Treasury to pay down debt for first time since Obama took office
By Peter Schroeder - 04/29/13 03:20 PM ET
The Treasury Department announced Monday that it would reduce its level of debt in financial markets for the first time since President Obama took office.
The department said it expects to pay down a net of $35 billion in its marketable debt for the second quarter of 2013, the first time it has done so since 2007.
In February, Treasury had estimated the government would have to borrow $103 billion during the second quarter, and would end up with a cash balance of only $30 billion.
But thanks to unexpectedly higher receipts of government revenue and lower outlays in spending, the Treasury is experiencing a swing in fortune that allows officials to actually pay down some of its outstanding debt.

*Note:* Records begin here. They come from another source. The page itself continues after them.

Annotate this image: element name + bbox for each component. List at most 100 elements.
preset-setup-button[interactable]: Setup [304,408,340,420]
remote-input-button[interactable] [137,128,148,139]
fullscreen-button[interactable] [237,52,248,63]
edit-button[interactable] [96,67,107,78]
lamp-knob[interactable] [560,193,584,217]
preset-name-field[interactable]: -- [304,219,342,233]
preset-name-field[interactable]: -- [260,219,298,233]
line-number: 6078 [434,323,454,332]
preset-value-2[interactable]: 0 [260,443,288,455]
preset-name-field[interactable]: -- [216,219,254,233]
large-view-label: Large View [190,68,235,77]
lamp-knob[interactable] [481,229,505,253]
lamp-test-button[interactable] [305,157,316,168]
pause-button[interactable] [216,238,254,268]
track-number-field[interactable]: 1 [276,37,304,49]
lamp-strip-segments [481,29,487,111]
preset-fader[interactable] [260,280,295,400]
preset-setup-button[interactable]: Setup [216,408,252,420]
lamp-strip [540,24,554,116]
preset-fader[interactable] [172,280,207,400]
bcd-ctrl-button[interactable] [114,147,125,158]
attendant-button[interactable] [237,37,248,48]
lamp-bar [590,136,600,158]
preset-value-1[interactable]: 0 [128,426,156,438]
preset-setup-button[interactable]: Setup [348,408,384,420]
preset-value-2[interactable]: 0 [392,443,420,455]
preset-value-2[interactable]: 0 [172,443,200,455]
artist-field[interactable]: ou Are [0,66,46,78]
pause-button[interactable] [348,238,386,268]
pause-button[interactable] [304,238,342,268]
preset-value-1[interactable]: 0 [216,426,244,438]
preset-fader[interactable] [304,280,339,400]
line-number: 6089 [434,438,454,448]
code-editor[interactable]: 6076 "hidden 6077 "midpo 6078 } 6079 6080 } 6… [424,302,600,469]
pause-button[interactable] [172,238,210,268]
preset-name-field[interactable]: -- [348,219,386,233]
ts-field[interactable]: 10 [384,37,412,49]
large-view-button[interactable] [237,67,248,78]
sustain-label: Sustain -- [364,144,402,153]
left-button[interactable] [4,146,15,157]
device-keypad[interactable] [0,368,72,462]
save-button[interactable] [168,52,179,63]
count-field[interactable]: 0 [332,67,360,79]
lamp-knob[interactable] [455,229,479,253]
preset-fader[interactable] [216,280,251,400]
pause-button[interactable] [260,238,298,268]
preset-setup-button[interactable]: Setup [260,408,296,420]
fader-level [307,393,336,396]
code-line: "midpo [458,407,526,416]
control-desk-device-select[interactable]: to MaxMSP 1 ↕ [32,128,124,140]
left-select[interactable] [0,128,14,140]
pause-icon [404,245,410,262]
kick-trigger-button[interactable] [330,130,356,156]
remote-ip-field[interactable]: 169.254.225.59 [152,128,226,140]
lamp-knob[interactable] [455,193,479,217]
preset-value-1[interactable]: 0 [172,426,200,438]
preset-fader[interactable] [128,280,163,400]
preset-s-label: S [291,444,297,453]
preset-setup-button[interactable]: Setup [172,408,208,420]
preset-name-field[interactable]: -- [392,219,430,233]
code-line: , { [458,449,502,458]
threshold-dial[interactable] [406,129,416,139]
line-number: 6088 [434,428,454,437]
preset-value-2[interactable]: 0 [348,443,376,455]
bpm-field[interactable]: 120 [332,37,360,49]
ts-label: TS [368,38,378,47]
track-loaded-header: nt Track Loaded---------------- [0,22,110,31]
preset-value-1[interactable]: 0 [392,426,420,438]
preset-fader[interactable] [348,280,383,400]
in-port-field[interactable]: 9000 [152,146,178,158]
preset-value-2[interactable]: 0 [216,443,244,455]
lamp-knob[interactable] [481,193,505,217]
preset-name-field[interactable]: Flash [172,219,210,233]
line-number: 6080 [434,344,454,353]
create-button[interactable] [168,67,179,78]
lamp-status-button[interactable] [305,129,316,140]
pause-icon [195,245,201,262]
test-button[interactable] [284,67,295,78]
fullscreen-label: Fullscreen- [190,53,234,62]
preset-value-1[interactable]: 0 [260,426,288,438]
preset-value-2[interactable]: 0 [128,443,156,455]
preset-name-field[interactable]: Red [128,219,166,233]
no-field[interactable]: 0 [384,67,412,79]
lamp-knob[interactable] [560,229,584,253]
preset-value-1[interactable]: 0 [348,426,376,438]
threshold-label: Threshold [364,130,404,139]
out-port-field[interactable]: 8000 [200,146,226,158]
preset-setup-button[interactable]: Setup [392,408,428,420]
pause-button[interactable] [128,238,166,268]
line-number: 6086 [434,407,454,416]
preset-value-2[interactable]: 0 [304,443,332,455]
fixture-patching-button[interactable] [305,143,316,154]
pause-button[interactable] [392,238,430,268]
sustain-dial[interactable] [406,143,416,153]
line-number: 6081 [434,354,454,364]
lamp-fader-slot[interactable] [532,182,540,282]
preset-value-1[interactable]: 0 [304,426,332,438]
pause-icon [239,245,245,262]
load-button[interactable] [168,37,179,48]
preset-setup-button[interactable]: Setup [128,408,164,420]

Treasury now expects to have a cash balance of $75 billion in June after paying down the $35 billion in debt.
Treasury also updated its borrowing projections for the third quarter of the year. The Treasury now anticipates it will borrow $223 billion from July to September, and will end that quarter with a cash balance of $80 billion.
The rosier projections come as experts are also projecting that Washington may have more time to haggle over fiscal policy before the government reaches its $16.4 trillion borrowing limit.
The Bipartisan Policy Center announced Friday that its latest projections show the government might not need to raise the debt limit until mid-October.
In January, experts with the group estimated the borrowing limit would need to be raised sometime in August, but updated information about the nation's finances has pushed that window back, the group said.